The money is intended to help improve the facilities, help them function and provide quality services for the abused survivors and vulnerable youth.
According to the company, the programme also seeks to economically empower survivors identified through these facilities.
The Executive Head of Corporate Yvonne Mfolo said even with the decreased number of latest reported incidents issued by the South African Police Service Crime Statistics, gender-based violence is far from over.
“It is crucial to provide quality and reliable support and services to survivors of gender-based violence in globally, so that survivors don’t rely on informal social support rather than accessing formal services. That’s why we are extending our gender-based violence programme through our long-standing partners who are keen on the needs of communities,” said Mfoto.
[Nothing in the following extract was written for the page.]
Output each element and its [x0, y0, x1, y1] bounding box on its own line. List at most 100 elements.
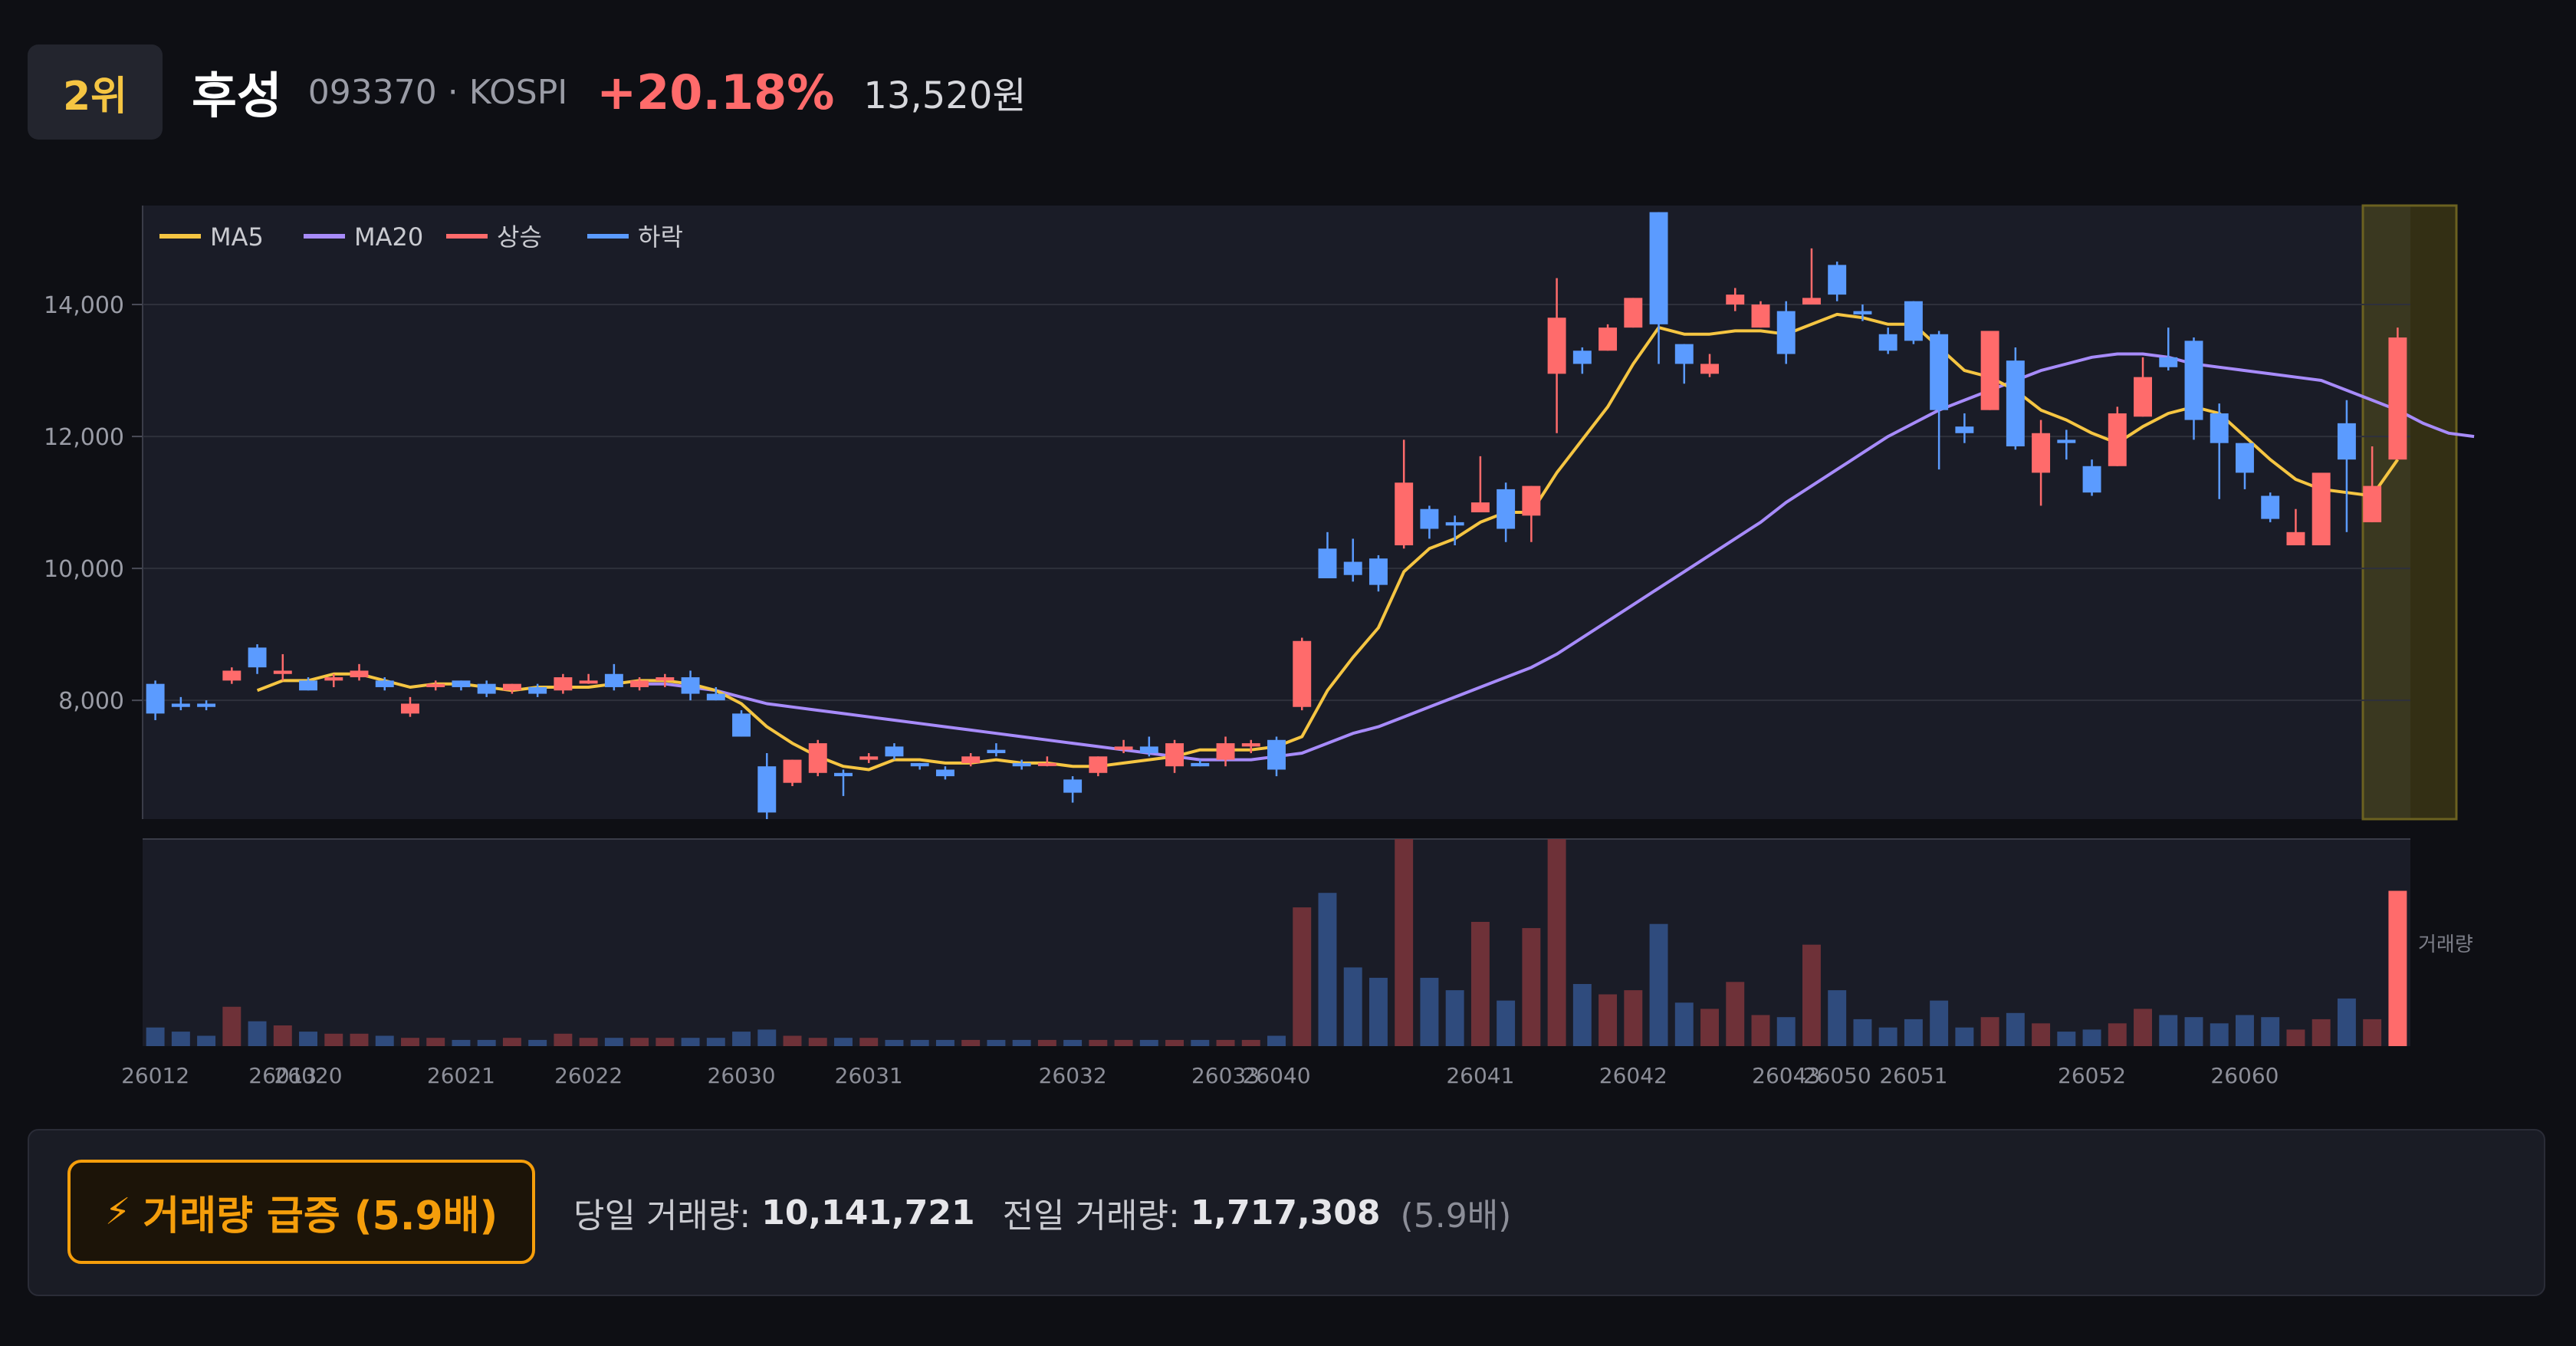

Furthermore, she said the programme is critical to the ongoing success of the future wellbeing of the communities.
CEO Tracey Henry from of Tshikululu Social Investment that has partnered with Anglo American Platinum said gender-based violence and femicide are a national crisis, and they demand a national response.
“The private sector has a vital role to play in devising programmes that will raise awareness, lead to action, and result in behavioural change. But we also know this cannot happen overnight, so it’s vital that programmes of this nature are extended, and that we don’t lose momentum,” she said.
Crime stats reports states that every day in South Africa three children and 10 women are killed, and 160 women are assaulted with the intent to cause grievous bodily harm.
And, while those same statistics point to an overall decrease in South Africa’s gender-based violence figures, with sexual offences decreasing by 35.9% between July and September this year, and the murder of women and children decreasing by 10.9% and 7.0% respectively in the same period, the numbers are still unacceptably high.
The programme has reached to 17 750 through door-to-door interventions, men and boys’ dialogues, gender-based violence campaigns and response efforts such as psychosocial and legal support.